With the actual light, even that tiny, tiny bit, doused, all the weight of what I was seeing disappeared into total nothingness. I suddenly couldn’t determine if my eyes were shut or open, if I was seeing or not. Several times I looked to the side, willed myself to blink just to make sure and the drifted back off. And this made me later muse if that is what being totally blind must feel like, to be unaware of anything from the eyes at all rather than to simply exist in a sort of visual darkness or dimming of reality. It was a very odd but not unpleasant sensation that I’d like to try again.

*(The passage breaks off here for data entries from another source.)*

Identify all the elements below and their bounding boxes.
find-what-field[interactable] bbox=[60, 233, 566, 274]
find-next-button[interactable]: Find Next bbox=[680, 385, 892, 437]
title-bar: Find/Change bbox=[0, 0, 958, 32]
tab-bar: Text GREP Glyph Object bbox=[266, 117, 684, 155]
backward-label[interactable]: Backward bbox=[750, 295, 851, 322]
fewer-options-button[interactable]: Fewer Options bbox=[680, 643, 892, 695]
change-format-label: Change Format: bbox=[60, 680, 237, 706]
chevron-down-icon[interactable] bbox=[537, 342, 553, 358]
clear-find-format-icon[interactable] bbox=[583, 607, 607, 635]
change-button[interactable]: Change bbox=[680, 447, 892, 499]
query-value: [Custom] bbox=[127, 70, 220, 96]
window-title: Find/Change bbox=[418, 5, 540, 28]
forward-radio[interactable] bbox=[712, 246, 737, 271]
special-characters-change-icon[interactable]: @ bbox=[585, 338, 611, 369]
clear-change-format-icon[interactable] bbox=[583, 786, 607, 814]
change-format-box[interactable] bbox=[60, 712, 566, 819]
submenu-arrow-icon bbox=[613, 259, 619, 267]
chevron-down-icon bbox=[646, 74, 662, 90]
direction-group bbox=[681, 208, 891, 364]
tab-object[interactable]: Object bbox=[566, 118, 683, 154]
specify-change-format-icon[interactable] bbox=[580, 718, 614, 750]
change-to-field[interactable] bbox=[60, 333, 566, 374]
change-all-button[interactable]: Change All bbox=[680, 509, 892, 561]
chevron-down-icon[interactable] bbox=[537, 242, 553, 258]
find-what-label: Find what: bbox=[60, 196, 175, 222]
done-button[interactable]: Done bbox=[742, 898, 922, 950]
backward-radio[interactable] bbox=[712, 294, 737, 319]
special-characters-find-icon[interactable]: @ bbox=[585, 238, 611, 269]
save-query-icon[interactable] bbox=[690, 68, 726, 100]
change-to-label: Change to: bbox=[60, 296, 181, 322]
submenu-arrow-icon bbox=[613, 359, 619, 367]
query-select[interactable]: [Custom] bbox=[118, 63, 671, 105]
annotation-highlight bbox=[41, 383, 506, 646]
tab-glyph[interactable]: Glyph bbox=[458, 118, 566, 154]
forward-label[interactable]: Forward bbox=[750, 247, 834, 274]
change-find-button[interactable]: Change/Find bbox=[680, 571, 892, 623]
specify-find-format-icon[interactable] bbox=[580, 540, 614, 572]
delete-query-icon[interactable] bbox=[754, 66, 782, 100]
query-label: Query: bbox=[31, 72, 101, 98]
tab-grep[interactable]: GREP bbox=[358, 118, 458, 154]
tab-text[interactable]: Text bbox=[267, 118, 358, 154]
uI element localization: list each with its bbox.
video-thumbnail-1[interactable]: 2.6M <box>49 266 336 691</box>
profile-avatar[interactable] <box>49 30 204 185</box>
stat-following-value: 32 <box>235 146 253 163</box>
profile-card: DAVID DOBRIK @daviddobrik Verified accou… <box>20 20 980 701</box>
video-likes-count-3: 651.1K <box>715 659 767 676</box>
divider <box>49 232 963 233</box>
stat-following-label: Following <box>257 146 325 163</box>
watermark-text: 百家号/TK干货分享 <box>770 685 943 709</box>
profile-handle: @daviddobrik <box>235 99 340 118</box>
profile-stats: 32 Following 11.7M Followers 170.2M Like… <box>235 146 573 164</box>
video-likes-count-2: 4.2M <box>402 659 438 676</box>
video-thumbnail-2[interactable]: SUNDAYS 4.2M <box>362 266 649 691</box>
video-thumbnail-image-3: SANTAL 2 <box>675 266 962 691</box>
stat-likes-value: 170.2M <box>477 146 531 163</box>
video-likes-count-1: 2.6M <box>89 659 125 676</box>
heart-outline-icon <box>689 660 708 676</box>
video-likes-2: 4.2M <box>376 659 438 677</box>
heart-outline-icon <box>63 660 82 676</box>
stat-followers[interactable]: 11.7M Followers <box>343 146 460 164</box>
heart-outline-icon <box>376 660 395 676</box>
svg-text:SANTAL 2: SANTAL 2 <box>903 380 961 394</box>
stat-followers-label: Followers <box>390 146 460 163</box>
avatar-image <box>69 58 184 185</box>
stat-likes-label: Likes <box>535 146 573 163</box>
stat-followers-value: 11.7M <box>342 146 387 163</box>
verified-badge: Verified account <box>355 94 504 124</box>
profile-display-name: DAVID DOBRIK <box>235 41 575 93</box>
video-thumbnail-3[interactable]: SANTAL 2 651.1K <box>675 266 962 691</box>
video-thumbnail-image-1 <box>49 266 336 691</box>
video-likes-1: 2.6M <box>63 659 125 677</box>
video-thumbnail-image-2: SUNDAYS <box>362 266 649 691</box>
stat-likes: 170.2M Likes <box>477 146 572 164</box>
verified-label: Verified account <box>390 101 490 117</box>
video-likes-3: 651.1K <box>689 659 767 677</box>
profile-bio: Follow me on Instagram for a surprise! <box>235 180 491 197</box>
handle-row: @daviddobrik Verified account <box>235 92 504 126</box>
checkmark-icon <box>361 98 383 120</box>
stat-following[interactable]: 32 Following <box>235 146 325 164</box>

At some point I fell asleep, though not as I usually do with a gradual awareness of sleepiness and mental slowing down but rather I wasn’t aware any shift of conciousness had happened until I received a physical sign. When I fall asleep normally my body twitches anywhere from a light jiggle to a full-on thrash and my husband and I argue all the time about whether I “just twitched” or not. While I can certainly feel the thrashing because it  jerks me into a full state of wakefulness, I’ve never been able to perceive the finer twitching and always thought he was pulling my leg about that. Turns out he was right- as I slipped into sleep my body “twitched” causing the water to ripple sharply around me!

Logically I couldn’t have been asleep for more than a couple of minutes at most but I did dream during that short period and was aware that I was dreaming with the sense that I wanted to wake and was more or less wasting time looking for a lost dog until the end of the dream. I do have lucid dreams on occasion and that’s usually the point where I want it to “hurry up” so I can get back to my life. I’m sort of an inpatient dreamer.

At the end of the session I showered again and this time did avail myself of some oxygen in the outer spa area. I felt a little tense with this- if you’ve had a lot of hosptial visits putting a canula in may be a little troubling- I’m really not keen on that. There was a choice of several different scented oxygen treatments and I went with Lavender. I suppose the idea is to relax by smelling essential oils in the air but I really didn’t enjoy it much and became dizzy after a few minutes. Guess I’m just not a “spa” person after all; my fellow floaters were all chatting happily to each other filling out their dream journals in their hot-yoga pants while I was pulling the tubing out of my nose trying not to fall over.